What are benefits for us?

  1. Computer vision allows devices to extract information from real time images and the surrounding area. This, linked with GPS systems can help a device recognize your location, giving traffic directions, alternative routes, and even identifying hazards. It could even tell your car to activate the brakes, if it recognizes a motorbike indicator or a hand signal from a cyclist that you missed.
  2. Designing for AR and VR requires new enabling tools and services. High-definition 3D image capture and mapping equipment are emerging, accelerating developer’s abilities to recreate real world physical environments within new AR and VR tools. 
  3. Consumer-tech aside, within engineering, design and architectural companies, the power of these smart glasses is virtually endless. Through the use of digital eyeware, a wealth of information can be stored and linked to physical products in the building. When you look at a water pump, for example, the last service information and audit could pop up over the product, which can then be linked to the service manual and even a step-by-step guide to show how to dismantle and repair the elements.

So, what does the future hold for AR and VR in Engineering?

AR can allow an engineer or designer to design a product right in the environment it will go in, allowing them to be aware of space restrictions or other obstacles.

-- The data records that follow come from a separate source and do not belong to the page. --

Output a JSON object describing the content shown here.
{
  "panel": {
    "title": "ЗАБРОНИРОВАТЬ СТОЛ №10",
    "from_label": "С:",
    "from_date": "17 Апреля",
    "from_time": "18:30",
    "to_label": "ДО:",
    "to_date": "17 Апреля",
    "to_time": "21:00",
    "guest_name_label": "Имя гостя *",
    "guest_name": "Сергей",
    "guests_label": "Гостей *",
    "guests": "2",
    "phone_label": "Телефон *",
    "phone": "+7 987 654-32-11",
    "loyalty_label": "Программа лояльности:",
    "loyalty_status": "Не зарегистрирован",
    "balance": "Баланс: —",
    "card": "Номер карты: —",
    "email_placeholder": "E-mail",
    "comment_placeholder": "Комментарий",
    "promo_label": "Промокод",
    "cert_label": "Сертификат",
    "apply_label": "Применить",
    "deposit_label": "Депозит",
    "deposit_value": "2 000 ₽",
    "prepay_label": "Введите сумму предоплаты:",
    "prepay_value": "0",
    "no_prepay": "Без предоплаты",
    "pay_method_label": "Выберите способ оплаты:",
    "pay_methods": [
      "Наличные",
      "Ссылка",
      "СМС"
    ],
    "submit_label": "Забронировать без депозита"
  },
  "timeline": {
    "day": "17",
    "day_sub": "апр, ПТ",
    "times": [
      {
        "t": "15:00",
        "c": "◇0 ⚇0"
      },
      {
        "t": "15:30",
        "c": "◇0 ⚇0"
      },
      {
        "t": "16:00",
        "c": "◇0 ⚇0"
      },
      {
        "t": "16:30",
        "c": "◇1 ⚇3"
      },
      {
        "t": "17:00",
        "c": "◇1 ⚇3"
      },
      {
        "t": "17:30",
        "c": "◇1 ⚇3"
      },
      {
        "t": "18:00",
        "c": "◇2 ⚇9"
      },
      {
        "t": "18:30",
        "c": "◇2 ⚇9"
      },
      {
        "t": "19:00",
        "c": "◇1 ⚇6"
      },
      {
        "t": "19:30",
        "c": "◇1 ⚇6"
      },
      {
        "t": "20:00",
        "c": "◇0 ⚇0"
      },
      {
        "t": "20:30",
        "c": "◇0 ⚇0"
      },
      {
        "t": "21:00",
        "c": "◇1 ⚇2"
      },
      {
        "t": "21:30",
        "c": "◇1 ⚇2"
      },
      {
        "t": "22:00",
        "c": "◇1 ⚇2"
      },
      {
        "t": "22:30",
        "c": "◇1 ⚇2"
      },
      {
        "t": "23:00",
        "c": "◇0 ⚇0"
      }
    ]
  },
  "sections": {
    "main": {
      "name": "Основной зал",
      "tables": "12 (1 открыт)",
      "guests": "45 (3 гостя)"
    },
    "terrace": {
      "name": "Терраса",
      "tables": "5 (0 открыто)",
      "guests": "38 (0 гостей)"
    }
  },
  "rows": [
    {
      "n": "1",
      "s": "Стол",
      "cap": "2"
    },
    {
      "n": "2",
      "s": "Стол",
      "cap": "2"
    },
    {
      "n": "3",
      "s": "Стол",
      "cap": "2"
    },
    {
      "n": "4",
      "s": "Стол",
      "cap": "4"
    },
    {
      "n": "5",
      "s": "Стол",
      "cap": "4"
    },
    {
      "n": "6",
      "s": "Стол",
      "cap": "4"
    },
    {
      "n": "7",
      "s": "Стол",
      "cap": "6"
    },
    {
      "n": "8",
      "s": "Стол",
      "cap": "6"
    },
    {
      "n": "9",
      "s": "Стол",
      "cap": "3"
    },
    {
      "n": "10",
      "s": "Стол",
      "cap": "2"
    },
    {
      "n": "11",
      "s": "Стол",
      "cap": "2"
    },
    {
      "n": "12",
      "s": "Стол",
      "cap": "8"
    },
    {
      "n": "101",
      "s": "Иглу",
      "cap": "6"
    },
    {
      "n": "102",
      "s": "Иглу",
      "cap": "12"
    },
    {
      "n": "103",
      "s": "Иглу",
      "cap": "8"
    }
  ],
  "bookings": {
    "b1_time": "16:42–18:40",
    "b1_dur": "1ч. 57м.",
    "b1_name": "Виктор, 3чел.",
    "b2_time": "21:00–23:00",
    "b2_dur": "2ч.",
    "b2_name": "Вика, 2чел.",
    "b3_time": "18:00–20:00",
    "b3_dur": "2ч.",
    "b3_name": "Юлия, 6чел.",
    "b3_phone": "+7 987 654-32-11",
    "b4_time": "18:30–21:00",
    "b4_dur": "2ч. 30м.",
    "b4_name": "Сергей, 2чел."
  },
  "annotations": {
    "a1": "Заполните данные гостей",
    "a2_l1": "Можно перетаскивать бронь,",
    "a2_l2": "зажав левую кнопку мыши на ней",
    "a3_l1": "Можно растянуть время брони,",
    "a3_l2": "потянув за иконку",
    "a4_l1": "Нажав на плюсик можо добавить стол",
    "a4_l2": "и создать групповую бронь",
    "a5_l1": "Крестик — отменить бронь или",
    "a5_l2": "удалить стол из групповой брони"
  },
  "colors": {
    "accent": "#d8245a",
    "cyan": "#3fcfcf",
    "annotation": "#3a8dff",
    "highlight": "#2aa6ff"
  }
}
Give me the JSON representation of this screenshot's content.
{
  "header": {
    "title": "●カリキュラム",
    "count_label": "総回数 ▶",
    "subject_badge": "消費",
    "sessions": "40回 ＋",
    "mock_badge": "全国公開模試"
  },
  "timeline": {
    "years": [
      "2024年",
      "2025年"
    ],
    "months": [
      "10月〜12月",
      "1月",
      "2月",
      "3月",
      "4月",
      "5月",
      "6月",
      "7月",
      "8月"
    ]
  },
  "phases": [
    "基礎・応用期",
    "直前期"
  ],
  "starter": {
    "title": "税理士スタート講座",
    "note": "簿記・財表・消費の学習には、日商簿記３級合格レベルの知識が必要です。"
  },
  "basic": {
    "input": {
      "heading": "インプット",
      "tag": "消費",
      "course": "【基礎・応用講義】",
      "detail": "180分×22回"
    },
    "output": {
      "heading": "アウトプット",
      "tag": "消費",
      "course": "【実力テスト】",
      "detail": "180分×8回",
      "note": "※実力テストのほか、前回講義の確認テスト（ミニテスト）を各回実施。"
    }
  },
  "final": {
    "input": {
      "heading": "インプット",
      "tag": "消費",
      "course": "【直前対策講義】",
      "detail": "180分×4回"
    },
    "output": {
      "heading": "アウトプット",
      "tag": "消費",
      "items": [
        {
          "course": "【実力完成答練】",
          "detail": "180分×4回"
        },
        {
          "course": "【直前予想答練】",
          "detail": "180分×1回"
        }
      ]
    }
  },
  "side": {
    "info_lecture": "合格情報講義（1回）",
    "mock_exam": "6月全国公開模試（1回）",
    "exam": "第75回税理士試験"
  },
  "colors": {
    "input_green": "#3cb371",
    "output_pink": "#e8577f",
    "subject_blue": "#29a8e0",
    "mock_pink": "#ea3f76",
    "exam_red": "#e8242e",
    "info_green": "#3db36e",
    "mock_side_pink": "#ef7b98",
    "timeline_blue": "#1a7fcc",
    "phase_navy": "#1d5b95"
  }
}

Ability to visualize a design that originates on the computer screen, as it is meant to appear in the real world, visual recognition and monitoring of various components, bug identification through comparison with known-working systems are just some of the way in which AR and VR could be useful. Could being the operative word, as is often the case with pushing the envelope of innovation, the true benefits are often not realized until the adoption curve has matured.